See rust/src/lib.rs for the complete implementation and rust/examples/trading_example.rs for a runnable example.

7. Bybit Data Integration

Our implementation connects to the Bybit public API to fetch real market data. The endpoint used is:

GET https://api.bybit.com/v5/market/kline

Parameters:

  • category: “linear” (for USDT perpetual contracts)
  • symbol: e.g., “BTCUSDT”
  • interval: e.g., “60” (1-hour candles)
  • limit: number of candles (max 200)

The raw OHLCV data is transformed into features suitable for the neural network:

  1. Log returns: $r_t = \ln(C_t / C_{t-1})$ where $C_t$ is the close price at time $t$.
  2. Volatility: Rolling standard deviation of returns over a lookback window.
  3. Momentum: Rate of change of price over multiple lookback periods.
  4. Volume ratio: Current volume relative to rolling average volume.

These features are normalized to zero mean and unit variance before being fed into the network. The target variable is the sign of the next-period return (binary classification: up or down).

Data Considerations for Lottery Tickets

When applying the lottery ticket methodology to financial data, several considerations apply:

  • Non-stationarity: Market data is non-stationary, so winning tickets may become “losing tickets” over time. Periodic re-identification of tickets (e.g., monthly or quarterly) is recommended.
  • Sample efficiency: Financial datasets are small relative to image or text datasets. This actually favors the lottery ticket approach, as sparse models generalize better in low-data regimes.
  • Walk-forward validation: Always use walk-forward (expanding or sliding window) validation rather than random train/test splits, to respect the temporal structure of the data.

8. Key Takeaways

  1. The Lottery Ticket Hypothesis states that dense neural networks contain sparse subnetworks that can train to full accuracy from their original initialization. This has been empirically validated across architectures and domains.

  2. Iterative Magnitude Pruning (IMP) is the primary algorithm for finding winning tickets. It alternates between training, pruning the smallest-magnitude weights, and rewinding to initial weights. Multiple rounds of moderate pruning outperform single-round aggressive pruning.

  3. Winning tickets are not just any sparse network. They significantly outperform random subnetworks of the same sparsity, confirming that the specific structure identified by IMP is meaningful.

  4. For trading, lottery tickets offer three key benefits: (a) structural regularization that reduces overfitting to market noise, (b) model interpretability through the structure of surviving connections, and (c) reduced inference latency for time-sensitive strategies.
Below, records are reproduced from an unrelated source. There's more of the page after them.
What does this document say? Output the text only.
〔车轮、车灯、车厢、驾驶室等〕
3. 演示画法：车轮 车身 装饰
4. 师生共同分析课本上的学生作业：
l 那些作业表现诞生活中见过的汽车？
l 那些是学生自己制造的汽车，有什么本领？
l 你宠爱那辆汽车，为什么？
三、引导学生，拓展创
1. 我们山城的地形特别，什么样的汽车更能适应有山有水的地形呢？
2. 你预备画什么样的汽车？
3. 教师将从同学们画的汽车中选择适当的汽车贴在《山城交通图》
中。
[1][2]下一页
  5. Late rewinding (to an early training iteration rather than iteration 0) is often necessary for larger networks and more complex tasks. This is a practical consideration when implementing lottery ticket search for production trading systems.

  6. Early-bird tickets can be identified within the first 10-30% of training, dramatically reducing the computational cost of lottery ticket search and making it feasible to periodically re-identify tickets as market conditions change.
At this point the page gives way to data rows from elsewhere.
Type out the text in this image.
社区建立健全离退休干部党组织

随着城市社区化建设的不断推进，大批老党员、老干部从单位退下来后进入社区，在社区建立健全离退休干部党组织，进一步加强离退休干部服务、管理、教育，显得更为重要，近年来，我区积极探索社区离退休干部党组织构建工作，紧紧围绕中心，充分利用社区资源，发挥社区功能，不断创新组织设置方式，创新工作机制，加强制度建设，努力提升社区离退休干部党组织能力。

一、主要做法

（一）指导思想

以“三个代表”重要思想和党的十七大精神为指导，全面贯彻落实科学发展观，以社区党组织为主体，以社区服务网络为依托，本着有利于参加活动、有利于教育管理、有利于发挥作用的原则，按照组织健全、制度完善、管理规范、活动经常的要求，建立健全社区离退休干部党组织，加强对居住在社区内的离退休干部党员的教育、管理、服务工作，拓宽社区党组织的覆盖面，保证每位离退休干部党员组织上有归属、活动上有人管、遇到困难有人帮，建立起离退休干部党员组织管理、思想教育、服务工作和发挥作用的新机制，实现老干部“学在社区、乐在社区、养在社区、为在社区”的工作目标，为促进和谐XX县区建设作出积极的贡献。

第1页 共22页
  7. Mask stability across market regimes is a valuable diagnostic. A winning ticket whose mask is consistent across bull markets, bear markets, and sideways markets is more likely to capture genuine trading signal.

  8. The Rust implementation provided in this chapter demonstrates the complete workflow: fetching market data from Bybit, training a dense network, applying IMP to find winning tickets, and comparing winning tickets against random baselines.

References

  • Frankle, J., & Carlin, M. (2019). The Lottery Ticket Hypothesis: Finding Sparse, Trainable Networks. ICLR 2019.
  • Frankle, J., Dziugaite, G. K., Roy, D. M., & Carlin, M. (2020). Linear Mode Connectivity and the Lottery Ticket Hypothesis. ICML 2020.
  • You, H., Li, C., Xu, P., Fu, Y., Wang, Y., Chen, X., Baraniuk, R. G., Wang, Z., & Lin, Y. (2020). Drawing Early-Bird Tickets: Towards More Efficient Training of Deep Networks. ICLR 2020.
  • Malach, E., Yehudai, G., Shalev-Shwartz, S., & Shamir, O. (2020). Proving the Lottery Ticket Hypothesis: Pruning is All You Need. ICML 2020.